Peserta aksi pun menuntut anggota DPRD Provinsi Kalteng harus hadir dan menerima aspirasi mereka dengan alasan aksi dilakukan di jam kerja. Hingga pukul 16.00 WIB, peserta aksi masih bertahan. Namun, sekitar pukul 16.30 WIB, sebagian besar peserta aksi kembali ke kantor BEM UPR, sebagiannya lagi memilih bertahan di depan Gedung DPRD Provinsi Kalteng.
Jika ini disahkan, maka akan menjadi langkah mundur Pemerintah Indonesia karena sama dengan melegitimasi perusakan lingkungan ke depan. (Dimas Novian Hartono)
Di waktu yang sama beberapa lembaga di Kalimantan Tengah seperti Wahana Lingkungan Hidup Indonesia (Walhi) Kalteng, Lembaga Bantuan Hukum (LBH) Palangkaraya, Lembaga Perempuan Berpendidikan Teologi (Perwati) Kalteng, Solidaritas Perempuan, dan beberapa lembaga lain melakukan orasi virtual melalui aplikasi pertemuan daring.
Dalam orasinya, Direktur Walhi Kalteng Dimas Novian Hartono menilai, RUU Cipta Kerja hanya menutupi kegagalan pemerintah dalam mengurus kesejahteraan masyarakat, khususnya kaum buruh.
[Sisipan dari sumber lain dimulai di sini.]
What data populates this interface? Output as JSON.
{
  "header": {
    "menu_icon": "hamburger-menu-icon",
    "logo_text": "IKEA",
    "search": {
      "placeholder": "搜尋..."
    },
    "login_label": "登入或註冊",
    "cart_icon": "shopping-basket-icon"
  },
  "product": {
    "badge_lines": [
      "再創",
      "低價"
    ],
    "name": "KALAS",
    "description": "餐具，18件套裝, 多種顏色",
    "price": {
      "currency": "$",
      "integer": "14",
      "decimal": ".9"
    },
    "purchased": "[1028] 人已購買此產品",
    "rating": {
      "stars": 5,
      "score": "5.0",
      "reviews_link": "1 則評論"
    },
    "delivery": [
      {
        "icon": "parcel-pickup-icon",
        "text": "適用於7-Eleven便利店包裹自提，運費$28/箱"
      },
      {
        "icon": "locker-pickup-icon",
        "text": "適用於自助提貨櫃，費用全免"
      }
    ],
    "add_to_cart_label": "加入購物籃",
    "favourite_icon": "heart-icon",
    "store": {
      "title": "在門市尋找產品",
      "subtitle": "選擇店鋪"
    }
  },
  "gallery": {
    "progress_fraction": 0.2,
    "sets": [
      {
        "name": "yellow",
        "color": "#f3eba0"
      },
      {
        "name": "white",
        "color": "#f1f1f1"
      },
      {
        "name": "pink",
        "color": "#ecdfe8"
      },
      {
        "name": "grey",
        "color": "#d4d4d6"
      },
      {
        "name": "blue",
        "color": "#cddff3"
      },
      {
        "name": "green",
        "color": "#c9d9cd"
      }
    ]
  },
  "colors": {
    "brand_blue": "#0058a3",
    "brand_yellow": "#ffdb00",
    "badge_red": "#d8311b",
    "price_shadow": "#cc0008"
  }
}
Kebijakan itu juga akan berdampak pada kerusakan lingkungan yang sangat masif.
”Jika ini disahkan, maka akan menjadi langkah mundur Pemerintah Indonesia karena sama dengan melegitimasi perusakan lingkungan ke depan,” ungkap Dimas.
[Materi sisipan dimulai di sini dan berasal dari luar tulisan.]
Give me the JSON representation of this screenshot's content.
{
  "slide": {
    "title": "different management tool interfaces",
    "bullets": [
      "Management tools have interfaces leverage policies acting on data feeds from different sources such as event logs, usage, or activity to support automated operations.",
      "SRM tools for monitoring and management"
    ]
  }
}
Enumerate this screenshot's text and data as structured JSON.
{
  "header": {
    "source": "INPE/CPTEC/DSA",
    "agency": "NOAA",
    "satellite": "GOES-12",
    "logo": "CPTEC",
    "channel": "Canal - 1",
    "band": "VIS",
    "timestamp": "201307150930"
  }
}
Dimas menambahkan, RUU Cipta Kerja yang masih terus dibahas dan terus mendapatkan penolakan merampas hak masyarakat atas tanah atau lingkungannya. Ia merujuk pada penghapusan izin lingkungan di dalam draf RUU Cipta Kerja atau Omnibus Law.
Penghapusan izin lingkungan itu dilakukan untuk memudahkan pelaku usaha memperoleh persetujuan lingkungan. Dalam Undang-Undang Nomor 32 Tahun 2009 tentang Perlindungan dan Pengelolaan Lingkungan Hidup sudah diatur soal izin lingkungan dalam Pasal 40 Ayat 1.
”Masyarakat Indonesia hanya akan menjadi kuli atau buruh perkebunan atau pertambangan. Regulasi ini adalah pesanan yang mengancam kelestarian lingkungan,” kata Dimas.
Ia juga meminta pemerintah lebih terbuka dalam pembahasan RUU Cipta Kerja. Selama ini, ia menilai pemerintah tertutup dalam pembahasannya. ”Pemerintah hanya berpikir ekonomi dengan merampas hak hidup masyarakat,” katanya.